June 17, 2013
Instead of focussing on Abraham Van Helsing, this game follows the adventures of his son and his ghostly friend Katarina as the look to rid the fictional kingdom of Borgovia from its current dose of evil.
The story is rather throw-away, with the different segments throughout the game suffering from poor implementation. There's voice acting in there to deliver the different quests, but it's so wooden that it becomes a little bit laughable. Even the ability choose the outcome of certain quests doesn't change much, as it's unlikely you'll care about what's going on.
In short, you have to try and stop an evil scientist who's been creating monstrosities throughout the city, but killing hordes of monsters is a much greater incentive than the story.
Van Helsing plays out like a typical isometric Action RPG, with each mouse button being assigned to a different attack. However, aside from just using a sword, you also have the ability to switch to a ranged attack on the fly. This is a nice addition, but the game isn't really built to cater for you to be strong in both departments.

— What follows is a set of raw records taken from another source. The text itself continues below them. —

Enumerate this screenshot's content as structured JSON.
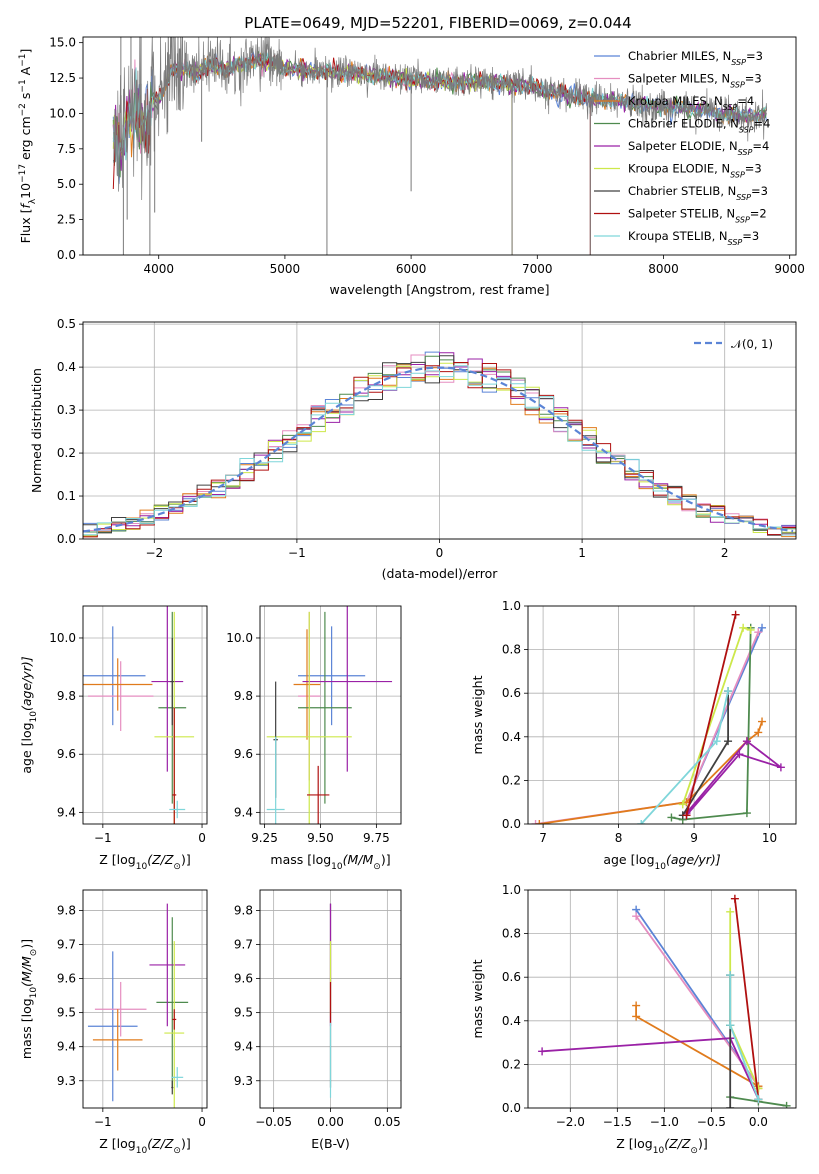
{
  "figure": {
    "title": "PLATE=0649, MJD=52201, FIBERID=0069, z=0.044"
  },
  "colors": {
    "Chabrier MILES": "#5b84d6",
    "Salpeter MILES": "#e58ec0",
    "Kroupa MILES": "#e07b1c",
    "Chabrier ELODIE": "#4e8a4e",
    "Salpeter ELODIE": "#9a21a6",
    "Kroupa ELODIE": "#cde84a",
    "Chabrier STELIB": "#404040",
    "Salpeter STELIB": "#b01010",
    "Kroupa STELIB": "#7fd6da"
  },
  "chart_data": [
    {
      "id": "spectrum",
      "type": "line",
      "title": "PLATE=0649, MJD=52201, FIBERID=0069, z=0.044",
      "xlabel": "wavelength [Angstrom, rest frame]",
      "ylabel_parts": [
        "Flux [",
        "f",
        "λ",
        "10",
        "−17",
        " erg cm",
        "−2",
        " s",
        "−1",
        " A",
        "−1",
        "]"
      ],
      "xlim": [
        3400,
        9050
      ],
      "ylim": [
        0,
        15.4
      ],
      "xticks": [
        4000,
        5000,
        6000,
        7000,
        8000,
        9000
      ],
      "yticks": [
        0.0,
        2.5,
        5.0,
        7.5,
        10.0,
        12.5,
        15.0
      ],
      "grid": false,
      "legend_position": "right",
      "legend": [
        {
          "name": "Chabrier MILES",
          "nssp": "3"
        },
        {
          "name": "Salpeter MILES",
          "nssp": "3"
        },
        {
          "name": "Kroupa MILES",
          "nssp": "4"
        },
        {
          "name": "Chabrier ELODIE",
          "nssp": "4"
        },
        {
          "name": "Salpeter ELODIE",
          "nssp": "4"
        },
        {
          "name": "Kroupa ELODIE",
          "nssp": "3"
        },
        {
          "name": "Chabrier STELIB",
          "nssp": "3"
        },
        {
          "name": "Salpeter STELIB",
          "nssp": "2"
        },
        {
          "name": "Kroupa STELIB",
          "nssp": "3"
        }
      ],
      "nssp_label": [
        "N",
        "SSP",
        "="
      ],
      "data_continuum": {
        "x": [
          3650,
          3700,
          3750,
          3800,
          3850,
          3900,
          3950,
          4000,
          4100,
          4200,
          4300,
          4400,
          4500,
          4600,
          4700,
          4800,
          4900,
          5000,
          5200,
          5400,
          5600,
          5800,
          6000,
          6200,
          6400,
          6600,
          6800,
          7000,
          7200,
          7400,
          7600,
          7800,
          8000,
          8200,
          8400,
          8600,
          8800
        ],
        "y": [
          8.5,
          7.2,
          9.5,
          10.0,
          10.3,
          9.0,
          10.8,
          11.0,
          13.0,
          13.2,
          12.8,
          13.4,
          13.2,
          13.3,
          13.6,
          13.8,
          13.6,
          13.2,
          13.0,
          12.9,
          12.8,
          12.6,
          12.4,
          12.3,
          12.2,
          12.2,
          12.0,
          11.8,
          11.4,
          11.0,
          10.9,
          10.7,
          10.5,
          10.3,
          10.1,
          9.9,
          9.8
        ]
      },
      "data_dips": [
        {
          "x": 3720,
          "y": 0
        },
        {
          "x": 3750,
          "y": 2.5
        },
        {
          "x": 3930,
          "y": 0
        },
        {
          "x": 3968,
          "y": 3.0
        },
        {
          "x": 4340,
          "y": 8.0
        },
        {
          "x": 5333,
          "y": 0
        },
        {
          "x": 6000,
          "y": 4.5
        },
        {
          "x": 6800,
          "y": 0
        },
        {
          "x": 7420,
          "y": 0
        },
        {
          "x": 3700,
          "y": 15.4
        },
        {
          "x": 3780,
          "y": 15.4
        },
        {
          "x": 3860,
          "y": 15.4
        }
      ],
      "model_cutoffs": {
        "Salpeter STELIB": 7420,
        "Kroupa ELODIE": 6800,
        "Salpeter MILES": 6800
      }
    },
    {
      "id": "residuals",
      "type": "histogram",
      "xlabel": "(data-model)/error",
      "ylabel": "Normed distribution",
      "xlim": [
        -2.5,
        2.5
      ],
      "ylim": [
        0,
        0.505
      ],
      "xticks": [
        -2,
        -1,
        0,
        1,
        2
      ],
      "yticks": [
        0.0,
        0.1,
        0.2,
        0.3,
        0.4,
        0.5
      ],
      "grid": true,
      "legend": [
        {
          "name": "𝒩(0, 1)",
          "style": "dashed"
        }
      ],
      "legend_position": "top-right",
      "bin_width": 0.1
    },
    {
      "id": "age-vs-Z",
      "type": "errorbar",
      "xlabel_parts": [
        "Z [log",
        "10",
        "(Z/Z",
        "⊙",
        ")]"
      ],
      "ylabel_parts": [
        "age  [log",
        "10",
        "(age/yr)]"
      ],
      "xlim": [
        -1.2,
        0.05
      ],
      "ylim": [
        9.36,
        10.11
      ],
      "xticks": [
        -1,
        0
      ],
      "yticks": [
        9.4,
        9.6,
        9.8,
        10.0
      ],
      "grid": true,
      "points": [
        {
          "model": "Chabrier MILES",
          "x": -0.9,
          "xerr": 0.33,
          "y": 9.87,
          "yerr": 0.17
        },
        {
          "model": "Salpeter MILES",
          "x": -0.82,
          "xerr": 0.33,
          "y": 9.8,
          "yerr": 0.12
        },
        {
          "model": "Kroupa MILES",
          "x": -0.85,
          "xerr": 0.35,
          "y": 9.84,
          "yerr": 0.09
        },
        {
          "model": "Chabrier ELODIE",
          "x": -0.3,
          "xerr": 0.14,
          "y": 9.76,
          "yerr": 0.33
        },
        {
          "model": "Salpeter ELODIE",
          "x": -0.35,
          "xerr": 0.16,
          "y": 9.85,
          "yerr": 0.31
        },
        {
          "model": "Kroupa ELODIE",
          "x": -0.28,
          "xerr": 0.2,
          "y": 9.66,
          "yerr": 0.43
        },
        {
          "model": "Chabrier STELIB",
          "x": -0.3,
          "xerr": 0.02,
          "y": 9.85,
          "yerr": 0.15
        },
        {
          "model": "Salpeter STELIB",
          "x": -0.28,
          "xerr": 0.02,
          "y": 9.46,
          "yerr": 0.3
        },
        {
          "model": "Kroupa STELIB",
          "x": -0.25,
          "xerr": 0.08,
          "y": 9.41,
          "yerr": 0.03
        }
      ]
    },
    {
      "id": "age-vs-mass",
      "type": "errorbar",
      "xlabel_parts": [
        "mass [log",
        "10",
        "(M/M",
        "⊙",
        ")]"
      ],
      "ylabel_parts": [],
      "xlim": [
        9.23,
        9.86
      ],
      "ylim": [
        9.36,
        10.11
      ],
      "xticks": [
        9.25,
        9.5,
        9.75
      ],
      "yticks": [
        9.4,
        9.6,
        9.8,
        10.0
      ],
      "grid": true,
      "points": [
        {
          "model": "Chabrier MILES",
          "x": 9.55,
          "xerr": 0.15,
          "y": 9.87,
          "yerr": 0.17
        },
        {
          "model": "Salpeter MILES",
          "x": 9.45,
          "xerr": 0.05,
          "y": 9.8,
          "yerr": 0.29
        },
        {
          "model": "Kroupa MILES",
          "x": 9.44,
          "xerr": 0.06,
          "y": 9.84,
          "yerr": 0.19
        },
        {
          "model": "Chabrier ELODIE",
          "x": 9.52,
          "xerr": 0.12,
          "y": 9.76,
          "yerr": 0.33
        },
        {
          "model": "Salpeter ELODIE",
          "x": 9.62,
          "xerr": 0.2,
          "y": 9.85,
          "yerr": 0.31
        },
        {
          "model": "Kroupa ELODIE",
          "x": 9.45,
          "xerr": 0.19,
          "y": 9.66,
          "yerr": 0.43
        },
        {
          "model": "Chabrier STELIB",
          "x": 9.3,
          "xerr": 0.01,
          "y": 9.65,
          "yerr": 0.2
        },
        {
          "model": "Salpeter STELIB",
          "x": 9.49,
          "xerr": 0.05,
          "y": 9.46,
          "yerr": 0.1
        },
        {
          "model": "Kroupa STELIB",
          "x": 9.3,
          "xerr": 0.04,
          "y": 9.41,
          "yerr": 0.25
        }
      ]
    },
    {
      "id": "weight-vs-age",
      "type": "line",
      "xlabel_parts": [
        "age  [log",
        "10",
        "(age/yr)]"
      ],
      "ylabel": "mass weight",
      "xlim": [
        6.8,
        10.35
      ],
      "ylim": [
        0,
        1.0
      ],
      "xticks": [
        7,
        8,
        9,
        10
      ],
      "yticks": [
        0.0,
        0.2,
        0.4,
        0.6,
        0.8,
        1.0
      ],
      "grid": true,
      "series": [
        {
          "model": "Chabrier MILES",
          "x": [
            8.9,
            9.9
          ],
          "y": [
            0.1,
            0.9
          ]
        },
        {
          "model": "Salpeter MILES",
          "x": [
            6.9,
            8.9,
            9.85
          ],
          "y": [
            0.0,
            0.1,
            0.88
          ]
        },
        {
          "model": "Kroupa MILES",
          "x": [
            6.95,
            8.9,
            9.7,
            9.85,
            9.9
          ],
          "y": [
            0.0,
            0.1,
            0.38,
            0.42,
            0.47
          ]
        },
        {
          "model": "Chabrier ELODIE",
          "x": [
            8.7,
            8.85,
            9.7,
            9.75
          ],
          "y": [
            0.03,
            0.02,
            0.05,
            0.9
          ]
        },
        {
          "model": "Salpeter ELODIE",
          "x": [
            8.9,
            9.7,
            10.15,
            9.6,
            8.9
          ],
          "y": [
            0.05,
            0.38,
            0.26,
            0.32,
            0.04
          ]
        },
        {
          "model": "Kroupa ELODIE",
          "x": [
            8.85,
            9.65,
            9.75
          ],
          "y": [
            0.09,
            0.9,
            0.89
          ]
        },
        {
          "model": "Chabrier STELIB",
          "x": [
            8.85,
            9.45,
            9.45
          ],
          "y": [
            0.04,
            0.38,
            0.61
          ]
        },
        {
          "model": "Salpeter STELIB",
          "x": [
            8.9,
            9.55
          ],
          "y": [
            0.04,
            0.96
          ]
        },
        {
          "model": "Kroupa STELIB",
          "x": [
            8.3,
            9.3,
            9.45
          ],
          "y": [
            0.0,
            0.38,
            0.61
          ]
        }
      ]
    },
    {
      "id": "mass-vs-Z",
      "type": "errorbar",
      "xlabel_parts": [
        "Z [log",
        "10",
        "(Z/Z",
        "⊙",
        ")]"
      ],
      "ylabel_parts": [
        "mass [log",
        "10",
        "(M/M",
        "⊙",
        ")]"
      ],
      "xlim": [
        -1.2,
        0.05
      ],
      "ylim": [
        9.22,
        9.86
      ],
      "xticks": [
        -1,
        0
      ],
      "yticks": [
        9.3,
        9.4,
        9.5,
        9.6,
        9.7,
        9.8
      ],
      "grid": true,
      "points": [
        {
          "model": "Chabrier MILES",
          "x": -0.9,
          "xerr": 0.25,
          "y": 9.46,
          "yerr": 0.22
        },
        {
          "model": "Salpeter MILES",
          "x": -0.82,
          "xerr": 0.26,
          "y": 9.51,
          "yerr": 0.08
        },
        {
          "model": "Kroupa MILES",
          "x": -0.85,
          "xerr": 0.25,
          "y": 9.42,
          "yerr": 0.09
        },
        {
          "model": "Chabrier ELODIE",
          "x": -0.3,
          "xerr": 0.16,
          "y": 9.53,
          "yerr": 0.25
        },
        {
          "model": "Salpeter ELODIE",
          "x": -0.35,
          "xerr": 0.18,
          "y": 9.64,
          "yerr": 0.18
        },
        {
          "model": "Kroupa ELODIE",
          "x": -0.28,
          "xerr": 0.1,
          "y": 9.44,
          "yerr": 0.27
        },
        {
          "model": "Chabrier STELIB",
          "x": -0.3,
          "xerr": 0.01,
          "y": 9.28,
          "yerr": 0.02
        },
        {
          "model": "Salpeter STELIB",
          "x": -0.28,
          "xerr": 0.02,
          "y": 9.48,
          "yerr": 0.03
        },
        {
          "model": "Kroupa STELIB",
          "x": -0.25,
          "xerr": 0.06,
          "y": 9.31,
          "yerr": 0.03
        }
      ]
    },
    {
      "id": "mass-vs-ebv",
      "type": "errorbar",
      "xlabel": "E(B-V)",
      "ylabel_parts": [],
      "xlim": [
        -0.062,
        0.062
      ],
      "ylim": [
        9.22,
        9.86
      ],
      "xticks": [
        -0.05,
        0.0,
        0.05
      ],
      "xtick_labels": [
        "−0.05",
        "0.00",
        "0.05"
      ],
      "yticks": [
        9.3,
        9.4,
        9.5,
        9.6,
        9.7,
        9.8
      ],
      "grid": true,
      "points": [
        {
          "model": "Chabrier STELIB",
          "x": 0.0,
          "xerr": 0,
          "y": 9.55,
          "yerr": 0.27
        },
        {
          "model": "Salpeter ELODIE",
          "x": 0.0,
          "xerr": 0,
          "y": 9.64,
          "yerr": 0.18
        },
        {
          "model": "Kroupa ELODIE",
          "x": 0.0,
          "xerr": 0,
          "y": 9.6,
          "yerr": 0.11
        },
        {
          "model": "Salpeter STELIB",
          "x": 0.0,
          "xerr": 0,
          "y": 9.53,
          "yerr": 0.06
        },
        {
          "model": "Kroupa STELIB",
          "x": 0.0,
          "xerr": 0,
          "y": 9.36,
          "yerr": 0.11
        }
      ]
    },
    {
      "id": "weight-vs-Z",
      "type": "line",
      "xlabel_parts": [
        "Z [log",
        "10",
        "(Z/Z",
        "⊙",
        ")]"
      ],
      "ylabel": "mass weight",
      "xlim": [
        -2.45,
        0.4
      ],
      "ylim": [
        0,
        1.0
      ],
      "xticks": [
        -2.0,
        -1.5,
        -1.0,
        -0.5,
        0.0
      ],
      "xtick_labels": [
        "−2.0",
        "−1.5",
        "−1.0",
        "−0.5",
        "0.0"
      ],
      "yticks": [
        0.0,
        0.2,
        0.4,
        0.6,
        0.8,
        1.0
      ],
      "grid": true,
      "series": [
        {
          "model": "Chabrier MILES",
          "x": [
            -1.3,
            0.0
          ],
          "y": [
            0.91,
            0.1
          ]
        },
        {
          "model": "Salpeter MILES",
          "x": [
            -1.3,
            0.0
          ],
          "y": [
            0.88,
            0.1
          ]
        },
        {
          "model": "Kroupa MILES",
          "x": [
            -1.3,
            -1.3,
            0.0,
            0.0
          ],
          "y": [
            0.47,
            0.42,
            0.1,
            0.09
          ]
        },
        {
          "model": "Chabrier ELODIE",
          "x": [
            -0.3,
            0.0,
            0.3
          ],
          "y": [
            0.05,
            0.03,
            0.01
          ]
        },
        {
          "model": "Salpeter ELODIE",
          "x": [
            -2.3,
            -0.3,
            0.0
          ],
          "y": [
            0.26,
            0.32,
            0.04
          ]
        },
        {
          "model": "Kroupa ELODIE",
          "x": [
            -0.3,
            -0.3,
            0.0
          ],
          "y": [
            0.9,
            0.38,
            0.09
          ]
        },
        {
          "model": "Chabrier STELIB",
          "x": [
            -0.3,
            -0.3,
            -0.3
          ],
          "y": [
            0.0,
            0.38,
            0.61
          ]
        },
        {
          "model": "Salpeter STELIB",
          "x": [
            -0.25,
            0.0
          ],
          "y": [
            0.96,
            0.04
          ]
        },
        {
          "model": "Kroupa STELIB",
          "x": [
            -0.3,
            -0.3,
            0.0
          ],
          "y": [
            0.61,
            0.38,
            0.04
          ]
        }
      ]
    }
  ]
}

The maximum level you can achieve in the game is 30 and there are a finite amount of skill points. You also can't farm due to the fact that everything stays exactly how you left it. Once you kill any enemy, it stays dead unless you create a new character and this is a bit disappointing. You can re-spec your character at any time, but it's often best to just go down one particular route, as opposed to trying to be a jack of all trades.
This also becomes a bit annoying when it comes to getting items, as it's not possible to farm for good items. It means that it's best to go down a Magic Find route early on to try and get good items, which is a pretty big flaw.
There are numerous abilities to learn, but most of them feel quite underwhelming. When looking at the competition out there, Van Helsing struggles in this department. Most of the moves look rather generic, with a slight change to the animation being the most you'll probably get to see. However, their implementation, in terms of what they offer, is quite cool. With every move, there are also sub-abilities that can be learned and stacked up through the use of Rage.
Rage is gained by fighting and it can be used to enhance your attack. For example, if you learn Bash, you can also learn a move to grant you insane life steal. You can put on three different stacks, and you can use any combination of the three sub-abilities that you want. The game also gives you the ability to create presets, so you can just press Space as opposed to pressing different combinations of 1, 2 and 3 - it's a nice touch.
As you play through the different levels, the game will throw hordes and hordes of enemies at you. By the end of the game, you will easily have killed over 10,000 monsters. This is both a pro and a con. You will feel like a complete badass when you down massive clump of foes, but it does also make the game get rather monotonous after you've been playing for over 10 hours.
This is perhaps most evident during the tower defence-style mission, where the waves of enemies are so long the entire thing just becomes a yawn-fest.
On the graphical front, Van Helsing is a decent looking game. For the majority of the game, the engine deals with the amount of enemies being thrown at the screen without any visible framerate issues. In fact, the only oddity from the perspective of production comes with the sound always lagging being by about 5-10 seconds after you load into a new area.
The music score features some nice pieces, especially in the more lucid areas where there aren't any monsters to fight against. It's nice that this style of game can still feature some pieces of music that remain memorable enough after the experience ends.
Van Helsing is perhaps best enjoyed with a friend, but doing so does throw up some interesting oddities. For example, only the host will see the majority of the cutscenes and story segments. Not that they're really worth watching, but it's a bit of an odd decision, especially as it means the other players are free to attack a defenceless boss until the cutscene ends. Other glitches include enemies taking no damage if the host changes to another active window and auras breaking visually.
The Incredible Adventures of Van Helsing has some interesting concepts, but quite a lot of them get lost in a sea of odd decisions. The game limits itself in areas where it shouldn't, and goes completely over the top in areas where it wasn't necessary. Even when playing co-operatively, the game just creates more issues. Let's hope the developers can fix the game up in the future when they release more content.